Conditional execution
For granular data processing control, you can conditionally run or skip transformations within gems in your pipeline.
This means you can configure pass-through conditions on gems to dynamically control whether a transformation is executed. You also have the option to configure a removal condition on a gem, which not only skips the transformation but also removes the gem and all associated downstream transformations from pipeline execution.
Configure conditions
To configure a condition on a gem:
- Click the ... (ellipsis) on a gem.
- Select the Add Condition option.
- Choose the Pass through condition or Remove condition option.
- Write your condition in Scala or Python, depending on your project language.
When a condition is set on a gem, a (C) symbol will appear before the gem name. When a gem meets a pass-through or removed condition, the interims will not be displayed on the edges associated with that gem.
Pass-through condition
Pass-through conditions let you skip the transformation of a gem or subgraph and maintain the input data as the output data. This ensures that the data passes through the gem or subgraph without any modification.
When using pass-through conditions, be aware that:
- The gem or subgraph must be connected in the pipeline, meaning it should have both an input port and an output port.

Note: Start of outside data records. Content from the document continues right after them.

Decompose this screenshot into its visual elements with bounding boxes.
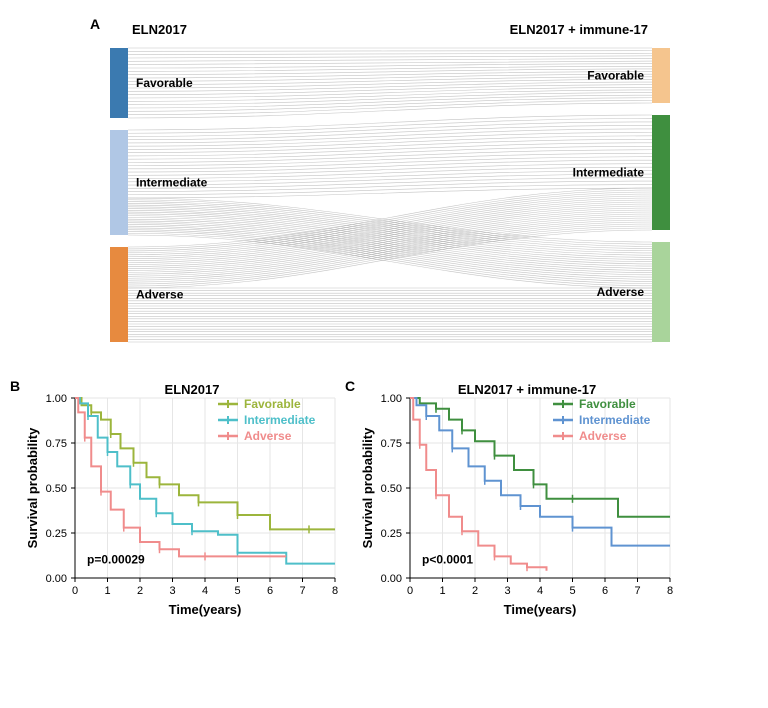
svg-text:1.00: 1.00 [381,393,402,405]
svg-text:0.50: 0.50 [46,483,67,495]
svg-text:0.25: 0.25 [381,528,402,540]
svg-text:0: 0 [72,585,78,597]
bottom-row: B 0123456780.000.250.500.751.00Time(year… [20,378,748,638]
svg-text:0: 0 [407,585,413,597]
km-plot-b: 0 1 2 3 4 5 6 7 8 0.00 0.25 0.50 0.75 1.00 Time(years)… [20,378,345,633]
km-plot-c: 0 1 2 3 4 5 6 7 8 0.00 0.25 0.50 0.75 1.00 Time(years)… [355,378,680,633]
svg-text:p=0.00029: p=0.00029 [87,553,145,567]
svg-text:8: 8 [332,585,338,597]
svg-text:Time(years): Time(years) [504,602,577,617]
svg-text:3: 3 [169,585,175,597]
svg-text:6: 6 [267,585,273,597]
svg-text:Survival probability: Survival probability [25,427,40,548]
svg-text:Time(years): Time(years) [169,602,242,617]
svg-text:Intermediate: Intermediate [573,166,645,180]
svg-text:Adverse: Adverse [136,288,184,302]
panel-a-label: A [90,16,100,32]
svg-text:ELN2017 + immune-17: ELN2017 + immune-17 [510,22,648,37]
svg-text:6: 6 [602,585,608,597]
svg-text:Adverse: Adverse [579,429,627,443]
svg-text:1: 1 [439,585,445,597]
svg-text:Intermediate: Intermediate [244,413,316,427]
svg-text:0.75: 0.75 [46,438,67,450]
panel-c-label: C [345,378,355,394]
svg-text:Survival probability: Survival probability [360,427,375,548]
svg-text:ELN2017: ELN2017 [165,382,220,397]
svg-text:0.00: 0.00 [46,573,67,585]
svg-text:1: 1 [104,585,110,597]
panel-b-label: B [10,378,20,394]
svg-text:2: 2 [137,585,143,597]
svg-text:7: 7 [299,585,305,597]
svg-text:0.00: 0.00 [381,573,402,585]
svg-text:Adverse: Adverse [597,285,645,299]
svg-text:8: 8 [667,585,673,597]
svg-text:p<0.0001: p<0.0001 [422,553,473,567]
svg-text:Intermediate: Intermediate [136,176,208,190]
svg-text:7: 7 [634,585,640,597]
svg-text:5: 5 [569,585,575,597]
svg-text:1.00: 1.00 [46,393,67,405]
svg-text:ELN2017 + immune-17: ELN2017 + immune-17 [458,382,596,397]
svg-text:Favorable: Favorable [244,397,301,411]
svg-text:Favorable: Favorable [579,397,636,411]
svg-text:2: 2 [472,585,478,597]
svg-text:5: 5 [234,585,240,597]
panel-b: B 0123456780.000.250.500.751.00Time(year… [20,378,345,638]
svg-text:0.50: 0.50 [381,483,402,495]
svg-text:4: 4 [202,585,208,597]
svg-text:Adverse: Adverse [244,429,292,443]
svg-text:Intermediate: Intermediate [579,413,651,427]
svg-text:0.75: 0.75 [381,438,402,450]
panel-a: A ELN2017ELN2017 + immune-17FavorableInt… [20,20,748,348]
svg-text:4: 4 [537,585,543,597]
svg-text:Favorable: Favorable [136,76,193,90]
svg-text:3: 3 [504,585,510,597]
svg-text:0.25: 0.25 [46,528,67,540]
sankey-diagram: ELN2017 ELN2017 + immune-17 Favorable Inter… [110,20,670,348]
svg-text:Favorable: Favorable [587,69,644,83]
panel-c: C 0123456780.000.250.500.751.00Time(year… [355,378,680,638]
svg-text:ELN2017: ELN2017 [132,22,187,37]
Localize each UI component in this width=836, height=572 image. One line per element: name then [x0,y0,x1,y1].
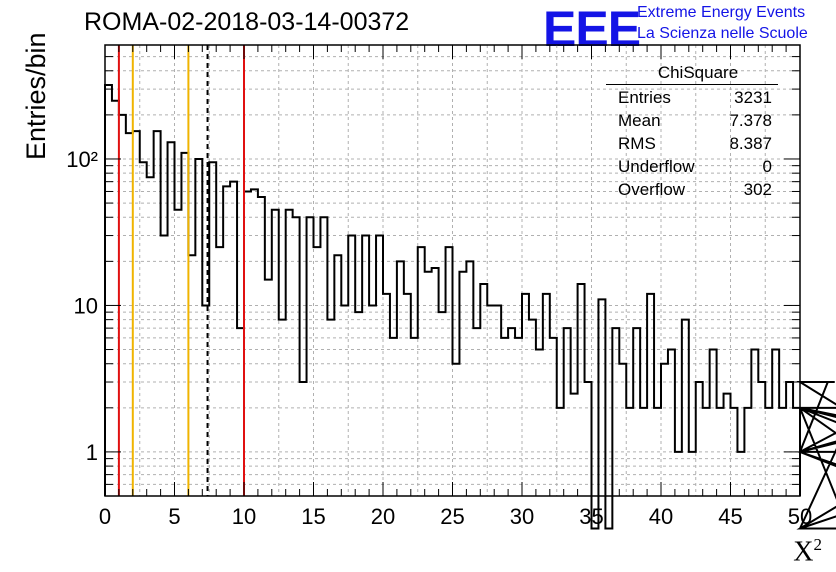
x-tick-label: 45 [718,504,742,529]
y-tick-label: 10 [74,293,98,318]
stats-row: Mean 7.378 [618,111,772,130]
x-tick-label: 50 [788,504,812,529]
x-tick-label: 20 [371,504,395,529]
eee-logo: EEE [543,1,641,57]
x-tick-label: 30 [510,504,534,529]
histogram-series [104,83,836,530]
chart-title: ROMA-02-2018-03-14-00372 [84,8,410,36]
stats-row: Underflow 0 [618,157,772,176]
stats-row: RMS 8.387 [618,134,772,153]
x-tick-label: 0 [99,504,111,529]
stats-title: ChiSquare [606,63,778,85]
x-tick-label: 25 [440,504,464,529]
x-tick-label: 5 [168,504,180,529]
x-tick-label: 35 [579,504,603,529]
x-tick-label: 15 [301,504,325,529]
y-tick-label: 10² [66,147,98,172]
logo-line1: Extreme Energy Events [637,4,806,21]
stats-row: Entries 3231 [618,88,772,107]
x-tick-label: 40 [649,504,673,529]
stats-row: Overflow 302 [618,180,772,199]
y-tick-label: 1 [86,440,98,465]
x-axis-label: X2 [793,535,822,568]
logo-line2: La Scienza nelle Scuole [637,25,808,42]
stats-box: ChiSquare Entries 3231 Mean 7.378 RMS 8.387… [606,63,778,201]
x-tick-label: 10 [232,504,256,529]
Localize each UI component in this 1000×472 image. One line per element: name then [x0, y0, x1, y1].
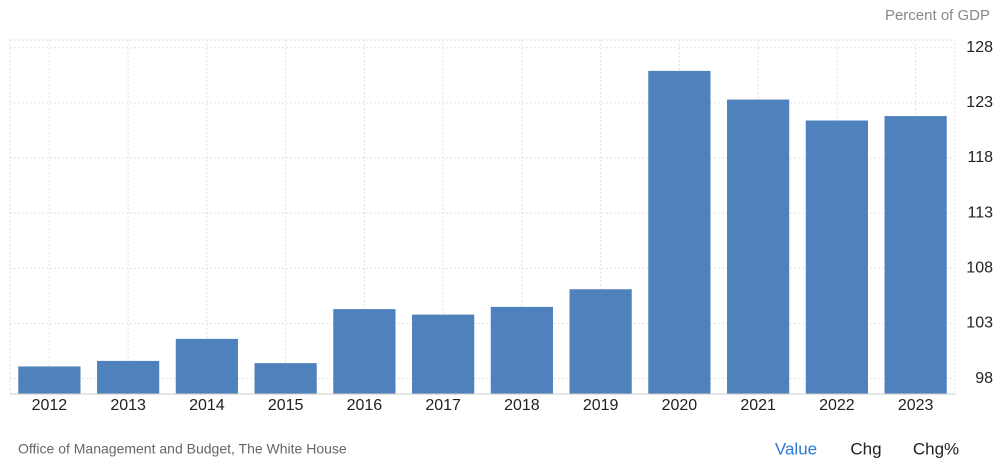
bar — [412, 314, 475, 394]
plot-border — [9, 39, 956, 395]
source: Office of Management and Budget, The Whi… — [18, 441, 347, 457]
bar — [97, 360, 160, 394]
x-tick-label: 2015 — [268, 397, 304, 414]
y-tick-label: 128 — [966, 39, 993, 56]
x-tick-label: 2019 — [583, 397, 619, 414]
x-tick-label: 2013 — [110, 397, 146, 414]
value-button[interactable]: Value — [775, 439, 817, 458]
x-tick-label: 2014 — [189, 397, 225, 414]
bar — [18, 366, 81, 394]
y-axis-label: Percent of GDP — [885, 7, 990, 24]
bar — [569, 289, 632, 394]
y-tick-label: 103 — [966, 315, 993, 332]
x-tick-label: 2012 — [32, 397, 68, 414]
y-tick-label: 108 — [966, 259, 993, 276]
x-tick-label: 2016 — [347, 397, 383, 414]
bar — [333, 309, 396, 394]
y-tick-label: 113 — [967, 204, 993, 221]
x-tick-label: 2017 — [425, 397, 461, 414]
x-tick-label: 2023 — [898, 397, 934, 414]
y-tick-label: 123 — [966, 94, 993, 111]
bar — [727, 99, 790, 395]
bar — [884, 116, 947, 395]
change-button[interactable]: Chg — [850, 439, 881, 458]
x-tick-label: 2020 — [662, 397, 698, 414]
bar — [805, 120, 868, 394]
bar — [175, 338, 238, 394]
y-tick-label: 98 — [975, 370, 993, 387]
bar — [490, 306, 553, 394]
bar — [648, 70, 711, 394]
x-tick-label: 2018 — [504, 397, 540, 414]
x-tick-label: 2021 — [740, 397, 776, 414]
x-tick-label: 2022 — [819, 397, 855, 414]
change-percent-button[interactable]: Chg% — [913, 439, 959, 458]
bar — [254, 363, 317, 394]
y-tick-label: 118 — [967, 149, 993, 166]
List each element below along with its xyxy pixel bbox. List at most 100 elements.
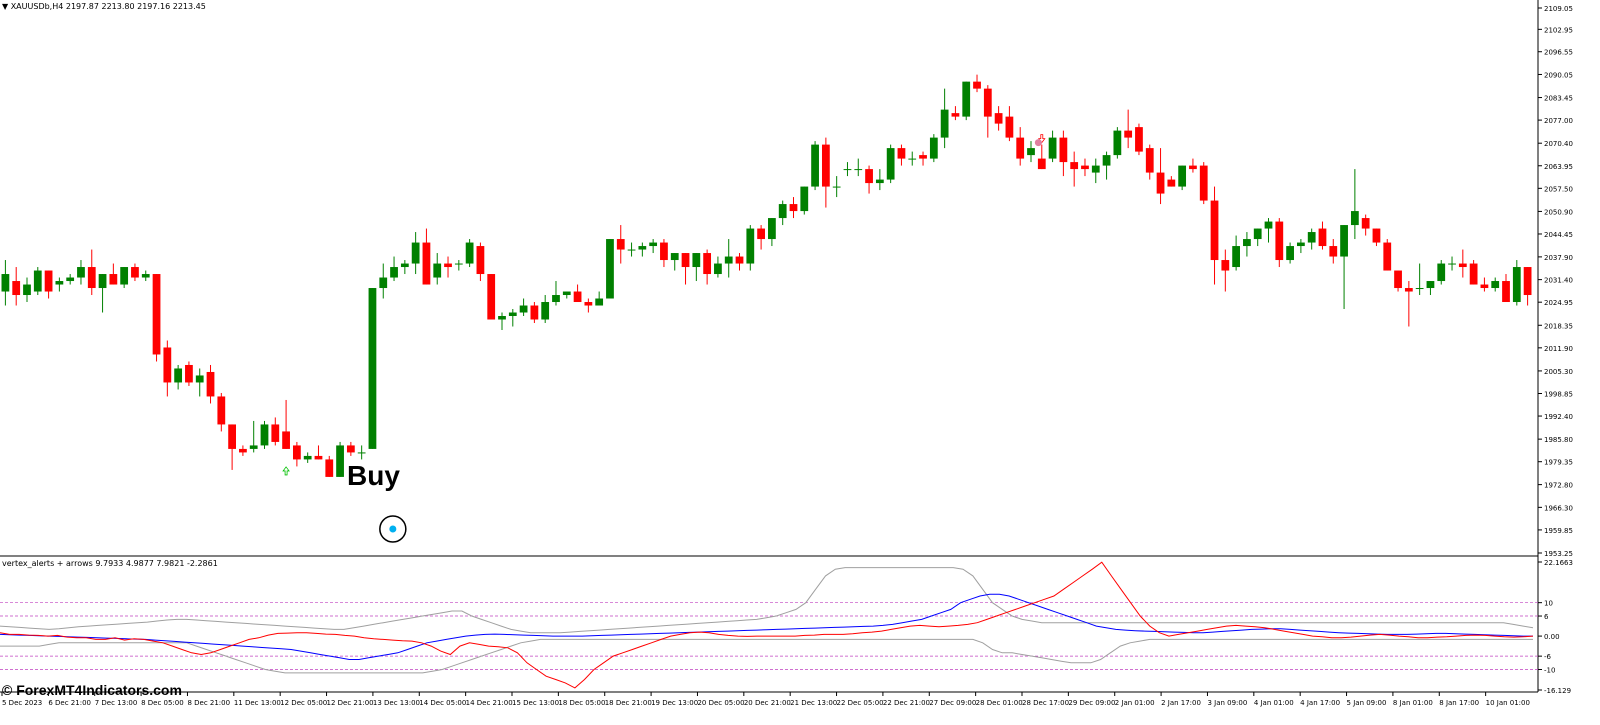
candle-body (1415, 288, 1424, 290)
price-axis: 2109.05 2102.95 2096.55 2090.05 2083.45 2077.… (1538, 5, 1573, 558)
candle-body (303, 455, 312, 460)
time-label: 14 Dec 21:00 (466, 699, 513, 707)
candle-body (1178, 165, 1187, 187)
candle-body (292, 445, 301, 460)
time-label: 5 Dec 2023 (2, 699, 42, 707)
time-label: 2 Jan 17:00 (1161, 699, 1201, 707)
candle-body (271, 424, 280, 442)
candle-body (282, 431, 290, 449)
time-label: 21 Dec 13:00 (790, 699, 837, 707)
candle-body (498, 316, 506, 320)
candle-body (1502, 281, 1510, 303)
candle-body (919, 155, 927, 159)
candle-body (1350, 211, 1359, 226)
candle-body (1210, 200, 1219, 261)
candle-body (821, 144, 830, 187)
price-label: 2077.00 (1544, 117, 1573, 125)
price-label: 1959.85 (1544, 527, 1573, 535)
candle-body (703, 253, 712, 275)
time-label: 20 Dec 21:00 (744, 699, 791, 707)
candle-body (627, 249, 636, 251)
candle-body (940, 109, 949, 138)
candle-body (1275, 221, 1284, 261)
price-label: 2031.40 (1544, 277, 1573, 285)
candle-body (422, 242, 431, 285)
indicator-label: 10 (1544, 600, 1553, 608)
candle-body (1027, 148, 1035, 156)
candle-body (195, 375, 204, 383)
indicator-header: vertex_alerts + arrows 9.7933 4.9877 7.9… (2, 559, 218, 568)
candle-body (714, 263, 722, 275)
time-label: 28 Dec 17:00 (1022, 699, 1069, 707)
price-label: 2018.35 (1544, 322, 1573, 330)
buy-dot-ring-icon (379, 515, 407, 543)
candle-body (206, 371, 215, 397)
candle-body (1199, 165, 1208, 201)
candle-body (390, 267, 398, 278)
candle-body (249, 445, 258, 449)
candle-body (746, 228, 755, 264)
candle-body (1437, 263, 1446, 282)
time-label: 11 Dec 13:00 (234, 699, 281, 707)
candle-body (649, 242, 658, 247)
price-label: 2024.95 (1544, 299, 1573, 307)
candle-body (724, 256, 733, 264)
price-label: 2050.90 (1544, 208, 1573, 216)
price-label: 2011.90 (1544, 345, 1573, 353)
candle-body (66, 277, 75, 282)
candle-body (1, 274, 10, 292)
candle-body (141, 274, 150, 278)
time-label: 12 Dec 05:00 (280, 699, 327, 707)
candle-body (152, 274, 161, 355)
main-line (0, 561, 1534, 689)
candle-body (1232, 246, 1241, 268)
time-label: 22 Dec 21:00 (883, 699, 930, 707)
candle-body (33, 270, 42, 292)
candle-body (595, 298, 604, 306)
candle-body (1329, 246, 1338, 257)
candle-body (1124, 130, 1133, 138)
time-label: 19 Dec 13:00 (651, 699, 698, 707)
candles-group (1, 74, 1532, 477)
candle-body (735, 256, 744, 264)
candle-body (260, 424, 269, 446)
time-label: 28 Dec 01:00 (976, 699, 1023, 707)
candle-body (1167, 179, 1176, 187)
candle-body (174, 368, 183, 383)
candle-body (886, 148, 895, 180)
indicator-label: 0.00 (1544, 633, 1560, 641)
candle-body (757, 228, 765, 240)
candle-body (1372, 228, 1381, 243)
candle-body (1253, 228, 1262, 240)
candle-body (228, 424, 236, 449)
indicator-label: -10 (1544, 667, 1555, 675)
header-dropdown-icon[interactable]: ▼ (2, 2, 9, 11)
candle-body (508, 312, 517, 317)
candle-body (660, 242, 668, 261)
time-label: 10 Jan 01:00 (1486, 699, 1530, 707)
candle-body (1037, 158, 1046, 170)
time-label: 18 Dec 21:00 (605, 699, 652, 707)
candle-body (131, 267, 139, 278)
candle-body (832, 186, 841, 188)
price-label: 1953.25 (1544, 550, 1573, 558)
candle-body (865, 169, 873, 184)
price-label: 2090.05 (1544, 71, 1573, 79)
candle-body (1340, 225, 1348, 257)
candle-body (77, 267, 85, 278)
candle-body (1059, 137, 1068, 163)
candle-body (55, 281, 64, 285)
price-label: 2083.45 (1544, 95, 1573, 103)
candle-body (368, 288, 377, 449)
time-label: 7 Dec 13:00 (95, 699, 138, 707)
buy-arrow-icon (282, 466, 290, 476)
candle-body (854, 169, 863, 171)
sell-arrow-icon (1037, 134, 1046, 144)
candle-body (1091, 165, 1100, 173)
price-pane[interactable] (0, 0, 1538, 556)
time-label: 8 Jan 17:00 (1439, 699, 1479, 707)
band-upper-line (0, 567, 1534, 634)
time-label: 4 Jan 17:00 (1300, 699, 1340, 707)
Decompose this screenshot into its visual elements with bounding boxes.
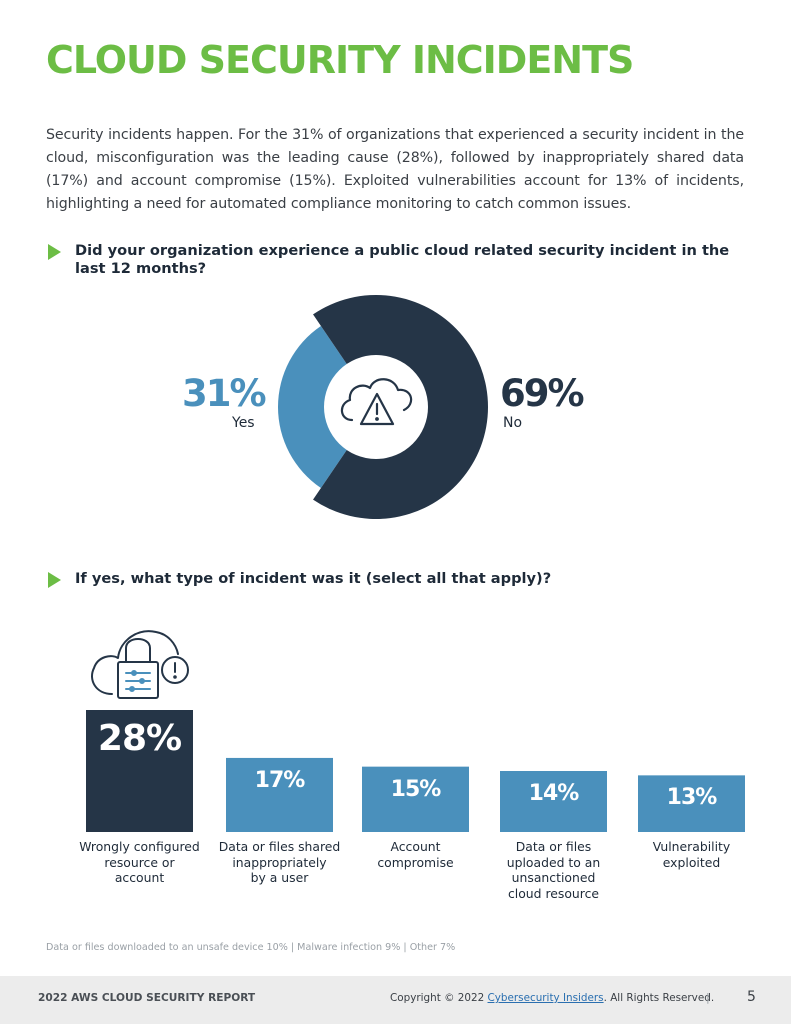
- bar-category-label-line: exploited: [662, 854, 721, 870]
- bar-category-label: Data or files shared inappropriately by a …: [214, 839, 346, 886]
- question-2: If yes, what type of incident was it (se…: [46, 570, 746, 588]
- bar-category-label-line: account: [114, 870, 165, 885]
- bar-1: [86, 710, 193, 832]
- bar-value-label: 14%: [528, 781, 580, 806]
- donut-chart: [278, 295, 488, 519]
- bar-category-label-line: inappropriately: [232, 854, 327, 870]
- bar-5: [638, 775, 745, 832]
- bar-chart: [86, 630, 745, 832]
- footnote: Data or files downloaded to an unsafe de…: [46, 942, 456, 953]
- arrow-bullet-icon: [48, 244, 61, 260]
- bar-category-label: Account compromise: [350, 839, 482, 870]
- donut-value-no: 69%: [500, 372, 585, 415]
- page-title: CLOUD SECURITY INCIDENTS: [46, 38, 634, 82]
- arrow-bullet-icon: [48, 572, 61, 588]
- bar-category-label: Wrongly configured resource or account: [74, 839, 206, 886]
- question-1: Did your organization experience a publi…: [46, 242, 746, 278]
- bar-category-label-line: uploaded to an: [506, 854, 601, 870]
- copyright-prefix: Copyright © 2022: [390, 992, 488, 1004]
- footer: 2022 AWS CLOUD SECURITY REPORT Copyright…: [0, 976, 791, 1024]
- bar-value-label: 15%: [390, 776, 442, 802]
- bar-3: [362, 766, 469, 832]
- footer-report-title: 2022 AWS CLOUD SECURITY REPORT: [38, 992, 256, 1004]
- donut-label-no: No: [503, 415, 523, 431]
- bar-category-label-line: Wrongly configured: [79, 839, 200, 854]
- bar-category-label-line: by a user: [250, 870, 309, 885]
- footer-copyright: Copyright © 2022 Cybersecurity Insiders.…: [390, 992, 714, 1004]
- cybersecurity-insiders-link[interactable]: Cybersecurity Insiders: [487, 992, 604, 1004]
- bar-category-label-line: Data or files: [515, 839, 592, 854]
- bar-category-label-line: Account: [390, 839, 441, 854]
- bar-category-label-line: Data or files shared: [218, 839, 341, 854]
- bar-value-label: 17%: [254, 767, 306, 793]
- cloud-warning-icon: [340, 378, 413, 426]
- bar-group: [86, 710, 745, 832]
- bar-category-label: Vulnerability exploited: [626, 839, 758, 870]
- bar-value-label: 28%: [97, 718, 182, 759]
- bar-value-label: 13%: [666, 785, 718, 811]
- bar-category-label-line: resource or: [104, 854, 175, 870]
- bar-2: [226, 757, 333, 832]
- cloud-lock-alert-icon: [91, 630, 189, 699]
- copyright-suffix: . All Rights Reserved.: [603, 992, 715, 1004]
- bar-category-label-line: cloud resource: [507, 885, 600, 901]
- page-number: 5: [747, 989, 756, 1005]
- intro-paragraph: Security incidents happen. For the 31% o…: [46, 127, 744, 212]
- bar-category-label-line: Vulnerability: [652, 839, 731, 854]
- footer-separator: |: [706, 991, 710, 1004]
- bar-category-label-line: unsanctioned: [511, 870, 596, 885]
- bar-4: [500, 771, 607, 832]
- donut-label-yes: Yes: [232, 415, 255, 431]
- donut-value-yes: 31%: [182, 372, 267, 415]
- question-2-text: If yes, what type of incident was it (se…: [75, 570, 552, 587]
- bar-category-label: Data or files uploaded to an unsanctioned c…: [488, 839, 620, 901]
- bar-category-label-line: compromise: [377, 854, 454, 870]
- question-1-text: Did your organization experience a publi…: [75, 242, 730, 277]
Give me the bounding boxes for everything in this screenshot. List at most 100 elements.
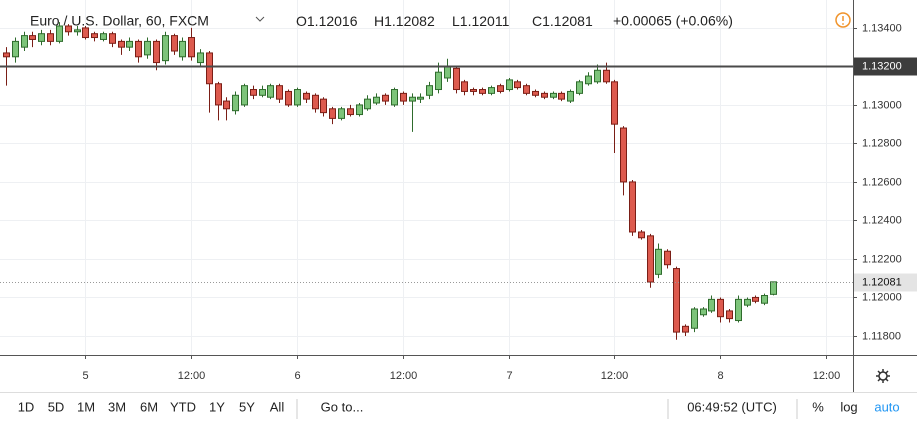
candle-body <box>188 37 195 58</box>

This allows the data to flow through the gem.
- Pass-through conditions are not applicable to source and target elements within the pipeline. These elements represent the data source and destination and do not involve any transformation logic.
Removal condition
When a removal condition is met, the associated gem and all of its downstream gems are excluded from the pipeline execution. Unlike pass-through conditions, you can use removal conditions on Source and Target gems.
Example: Run if input record count > 0
Assume you only want to write to a target table if the input record count is greater than zero.
You can use a removal condition to do so:
- Click the ... (ellipsis) on the Target gem.
- Select the Add Condition option.
- Note that you can only define a removal condition.
- Use the condition
df_<input_gem_name>.count() > 0
. This example is Python code. - Click OK to save.